The case of Lieutenant Nicholls
Lieutenant Thomas Willcocks Nicholls was a keen supporter of the Rashleigh interests, but he wanted something in return. He had been out of service for three years because of an injury and was keen to get a command of a ship.
There is a letter from Lieut. Nicholls to William Rashleigh, who was one of the MPs for Fowey (the other was Robert Wigram). Timing was critical, as in April 1814 Napoleon had abdicated and soon there would little or no chance of being appointed to a command:
“Things having taken a material change since I had pleasure of seeing you, and as in all probability a Peace will soon take place and must again request again you solicit Lord Melville in my behalf and as His Lordship has promised you Sir, that he will appoint me to a vessel of the class I so much desire …”
Nicholls duly received his orders and was sent, not to the Cornish coast, but with despatches to his previous patron, Cochrane, now Vice Admiral of the American Atlantic and Gulf Coasts. Cochrane himself was no stranger to politics or to Fowey, having been the MP for Stirling Burghs from 1800 to 1806 and an unsuccessful candidate in the Fowey election of 1806.

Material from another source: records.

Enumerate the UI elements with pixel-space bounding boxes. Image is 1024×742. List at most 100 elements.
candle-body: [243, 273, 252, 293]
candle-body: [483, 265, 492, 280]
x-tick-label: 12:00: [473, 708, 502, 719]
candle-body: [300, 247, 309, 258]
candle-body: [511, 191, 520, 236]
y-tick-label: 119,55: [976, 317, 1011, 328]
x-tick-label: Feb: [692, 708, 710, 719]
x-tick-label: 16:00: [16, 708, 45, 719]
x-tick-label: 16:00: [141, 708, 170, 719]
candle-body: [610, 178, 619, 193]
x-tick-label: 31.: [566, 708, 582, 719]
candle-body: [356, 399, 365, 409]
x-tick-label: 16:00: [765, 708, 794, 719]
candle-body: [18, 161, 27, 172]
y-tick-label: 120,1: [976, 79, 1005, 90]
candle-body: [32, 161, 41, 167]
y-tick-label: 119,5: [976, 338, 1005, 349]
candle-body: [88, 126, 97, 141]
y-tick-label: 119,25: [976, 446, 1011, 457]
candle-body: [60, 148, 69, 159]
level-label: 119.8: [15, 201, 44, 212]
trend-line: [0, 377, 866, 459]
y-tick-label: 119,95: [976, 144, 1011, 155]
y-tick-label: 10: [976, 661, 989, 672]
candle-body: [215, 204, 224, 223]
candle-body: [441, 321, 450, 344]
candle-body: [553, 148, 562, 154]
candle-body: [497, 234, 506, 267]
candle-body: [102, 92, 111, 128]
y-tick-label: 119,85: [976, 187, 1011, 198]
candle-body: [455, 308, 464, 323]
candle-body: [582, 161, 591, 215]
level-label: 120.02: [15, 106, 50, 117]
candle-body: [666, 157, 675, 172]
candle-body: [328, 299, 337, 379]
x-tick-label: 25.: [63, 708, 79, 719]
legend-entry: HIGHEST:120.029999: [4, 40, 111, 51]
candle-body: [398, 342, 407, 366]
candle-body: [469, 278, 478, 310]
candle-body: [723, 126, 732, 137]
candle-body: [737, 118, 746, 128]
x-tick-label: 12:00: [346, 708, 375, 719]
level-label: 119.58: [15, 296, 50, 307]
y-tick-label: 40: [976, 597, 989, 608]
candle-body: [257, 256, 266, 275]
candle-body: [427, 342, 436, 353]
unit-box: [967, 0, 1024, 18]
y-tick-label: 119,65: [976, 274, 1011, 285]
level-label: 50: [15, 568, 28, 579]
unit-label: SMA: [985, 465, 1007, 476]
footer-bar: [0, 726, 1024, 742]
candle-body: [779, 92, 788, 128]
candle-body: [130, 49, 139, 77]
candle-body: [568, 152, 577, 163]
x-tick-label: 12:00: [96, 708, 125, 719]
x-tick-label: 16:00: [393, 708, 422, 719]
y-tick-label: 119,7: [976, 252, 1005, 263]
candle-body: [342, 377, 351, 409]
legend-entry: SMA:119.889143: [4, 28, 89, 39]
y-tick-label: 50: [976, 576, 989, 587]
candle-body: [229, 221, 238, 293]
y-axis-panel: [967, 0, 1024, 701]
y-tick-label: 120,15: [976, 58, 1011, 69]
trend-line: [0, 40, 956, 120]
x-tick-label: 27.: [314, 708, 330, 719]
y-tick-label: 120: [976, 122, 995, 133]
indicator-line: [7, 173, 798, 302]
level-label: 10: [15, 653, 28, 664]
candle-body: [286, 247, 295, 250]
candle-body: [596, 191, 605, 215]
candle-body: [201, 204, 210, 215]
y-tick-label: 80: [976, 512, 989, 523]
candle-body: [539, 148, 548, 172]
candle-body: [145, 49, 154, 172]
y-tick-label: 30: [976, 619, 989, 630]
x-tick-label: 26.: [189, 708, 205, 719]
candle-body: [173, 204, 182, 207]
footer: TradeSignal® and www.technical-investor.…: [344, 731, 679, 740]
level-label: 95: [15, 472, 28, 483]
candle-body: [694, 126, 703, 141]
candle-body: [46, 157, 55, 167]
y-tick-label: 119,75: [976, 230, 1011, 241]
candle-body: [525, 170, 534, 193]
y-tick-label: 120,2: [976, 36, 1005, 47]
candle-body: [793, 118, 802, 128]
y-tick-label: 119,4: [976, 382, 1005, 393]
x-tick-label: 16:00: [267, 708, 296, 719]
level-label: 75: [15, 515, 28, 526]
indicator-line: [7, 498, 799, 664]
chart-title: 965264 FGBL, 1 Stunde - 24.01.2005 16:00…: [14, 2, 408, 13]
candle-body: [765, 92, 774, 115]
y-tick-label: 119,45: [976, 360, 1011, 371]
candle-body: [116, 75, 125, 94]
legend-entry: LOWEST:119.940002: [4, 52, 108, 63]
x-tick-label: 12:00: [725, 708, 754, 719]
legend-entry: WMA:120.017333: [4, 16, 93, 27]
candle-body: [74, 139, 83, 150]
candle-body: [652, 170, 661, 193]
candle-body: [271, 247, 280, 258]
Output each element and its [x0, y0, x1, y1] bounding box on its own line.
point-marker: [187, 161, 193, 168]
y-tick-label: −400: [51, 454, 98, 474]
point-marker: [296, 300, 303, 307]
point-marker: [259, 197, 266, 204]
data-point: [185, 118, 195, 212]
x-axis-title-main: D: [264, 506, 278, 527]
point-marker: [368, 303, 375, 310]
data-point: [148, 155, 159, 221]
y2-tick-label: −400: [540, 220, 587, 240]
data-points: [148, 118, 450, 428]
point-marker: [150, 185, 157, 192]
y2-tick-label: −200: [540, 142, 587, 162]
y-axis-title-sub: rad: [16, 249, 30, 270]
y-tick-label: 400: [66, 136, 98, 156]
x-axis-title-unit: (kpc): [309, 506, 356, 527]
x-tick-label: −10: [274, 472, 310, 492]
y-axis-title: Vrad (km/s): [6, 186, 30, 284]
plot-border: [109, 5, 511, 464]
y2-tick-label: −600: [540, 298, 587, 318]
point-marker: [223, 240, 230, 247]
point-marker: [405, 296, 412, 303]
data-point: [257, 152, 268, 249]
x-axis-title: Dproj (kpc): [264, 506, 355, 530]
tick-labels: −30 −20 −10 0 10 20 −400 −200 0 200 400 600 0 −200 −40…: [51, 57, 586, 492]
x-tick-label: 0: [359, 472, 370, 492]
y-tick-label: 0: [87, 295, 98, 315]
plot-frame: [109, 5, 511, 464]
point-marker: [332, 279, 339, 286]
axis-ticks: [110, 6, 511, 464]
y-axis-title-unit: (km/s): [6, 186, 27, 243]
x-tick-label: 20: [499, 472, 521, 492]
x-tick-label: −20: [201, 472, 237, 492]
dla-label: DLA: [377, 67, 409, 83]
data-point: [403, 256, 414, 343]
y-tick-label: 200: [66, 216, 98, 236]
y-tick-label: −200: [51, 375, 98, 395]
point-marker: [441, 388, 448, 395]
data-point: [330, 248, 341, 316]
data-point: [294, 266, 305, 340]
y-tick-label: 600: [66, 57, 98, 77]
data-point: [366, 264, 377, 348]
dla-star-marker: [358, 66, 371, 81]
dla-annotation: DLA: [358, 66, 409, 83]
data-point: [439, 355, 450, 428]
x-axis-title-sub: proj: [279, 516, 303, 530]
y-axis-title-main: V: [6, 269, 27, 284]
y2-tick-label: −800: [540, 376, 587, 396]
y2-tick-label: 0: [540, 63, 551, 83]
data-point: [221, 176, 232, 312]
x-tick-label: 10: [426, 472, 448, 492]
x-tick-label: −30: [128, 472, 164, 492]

By October 1815 the Bramble was back in Plymouth and Nicholls had his big reward. The Royal Cornwall Gazette reported the sale of the prize Triton, captured by Lieutenant Nicholls of the Bramble: “A brig of 278 tons, captured while bound from Bordeaux to Guadeloupe complete with her cargo of 274 hogsheads of claret, seven casks of white wine, plus other consumables”.